The Right Choice: AI to drive the future of Indian healthcare according to GOI budget

Emphasis on artificial intelligence (AI) for healthcare proves that the Government is serious about deep technology states Dr Vidur Mahajan, Head of Research & Development, Centre for Advanced Research in Imaging, Neurosciences & Genomics (CARING)

There is no debating the fact that India is grossly under-served as far as access, affordability and quality of healthcare services is concerned. With the Ayushman Bharat scheme kicking in last year, the Government attempted to solve the ‘affordability’ component, leaving access and quality of healthcare services to be solved by those providing the services. Not only did Nirmala Sitharaman, Finance Minister, Government of India announce an increase in the health budget by 10 per cent (taking it to Rs 70,000 crore), but also stated that artificial intelligence will play a key part in helping India achieve its healthcare goals, especially for Ayushman Bharat. This is truly visionary, and the fact that such a statement was part of her speech proves that the Government is now willing to walk the talk.

Below are a series of applications from Radiology, that are low hanging fruits to start implementing.

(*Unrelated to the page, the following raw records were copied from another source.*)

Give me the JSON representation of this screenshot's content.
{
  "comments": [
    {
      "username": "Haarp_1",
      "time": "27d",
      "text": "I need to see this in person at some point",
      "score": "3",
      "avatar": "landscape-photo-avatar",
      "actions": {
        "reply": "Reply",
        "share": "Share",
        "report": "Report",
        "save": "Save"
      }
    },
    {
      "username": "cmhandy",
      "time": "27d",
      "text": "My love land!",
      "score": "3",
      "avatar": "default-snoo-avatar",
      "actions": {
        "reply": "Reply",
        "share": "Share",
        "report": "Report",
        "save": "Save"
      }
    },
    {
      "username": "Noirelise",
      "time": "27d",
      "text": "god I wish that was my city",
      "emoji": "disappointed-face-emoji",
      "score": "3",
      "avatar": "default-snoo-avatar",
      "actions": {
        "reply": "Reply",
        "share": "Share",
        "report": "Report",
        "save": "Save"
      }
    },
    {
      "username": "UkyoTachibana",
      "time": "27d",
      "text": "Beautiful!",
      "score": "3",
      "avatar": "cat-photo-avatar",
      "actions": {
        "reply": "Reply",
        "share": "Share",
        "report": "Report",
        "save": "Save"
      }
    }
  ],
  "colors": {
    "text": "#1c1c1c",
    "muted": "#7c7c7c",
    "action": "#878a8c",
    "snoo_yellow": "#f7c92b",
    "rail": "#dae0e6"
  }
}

Tuberculosis screening using AI: Prime Minister, Narendra Modi has set a strong goal of eradicating tuberculosis from India by 2025. This monstrous goal is achievable only if a strong screening programme for TB, that involves active case finding. A simple X-ray of the chest has proven to be highly effective in finding patients who might have active tuberculosis, helping in the active case finding process. But unfortunately, since radiologists, who report these X-rays, are few, it becomes impossible to get such X-rays reported on time and patients are typically lost. Then comes AI – deep learning based algorithms can not only detect signs of tuberculosis in chest X-rays with a high degree of confidence, but can also do so in a few seconds! Patients can be instantaneously informed about the possibility of them having TB, and appropriate further action can be taken immediately. The Government already has thousands of X-rays scanners installed across the country – AI can be instantly deployed there and TB screening can be initiated – this is already happening in some parts of the country – Rajasthan and Chennai are two immediate examples.

Automatic reporting of scans: Significant progress is being made in the domain of automatic report generation for radiology scans by artificial intelligence. In a paper our group presented at RSNA 2019 (which also won the AuntMinnie’s Roadies Award for most viewed AI paper) we showed that AI generated text reports for chest X-rays were at par with the reports written by radiologists. This was a milestone because such artificial intelligence algorithms combine the diagnosis of disease, along with the description of the findings themselves. In our country, where unfortunately even in the largest Government hospitals, many scans go unreported, AI can step in and start reporting such scans providing much needed high-quality reports to patients in the Government sector.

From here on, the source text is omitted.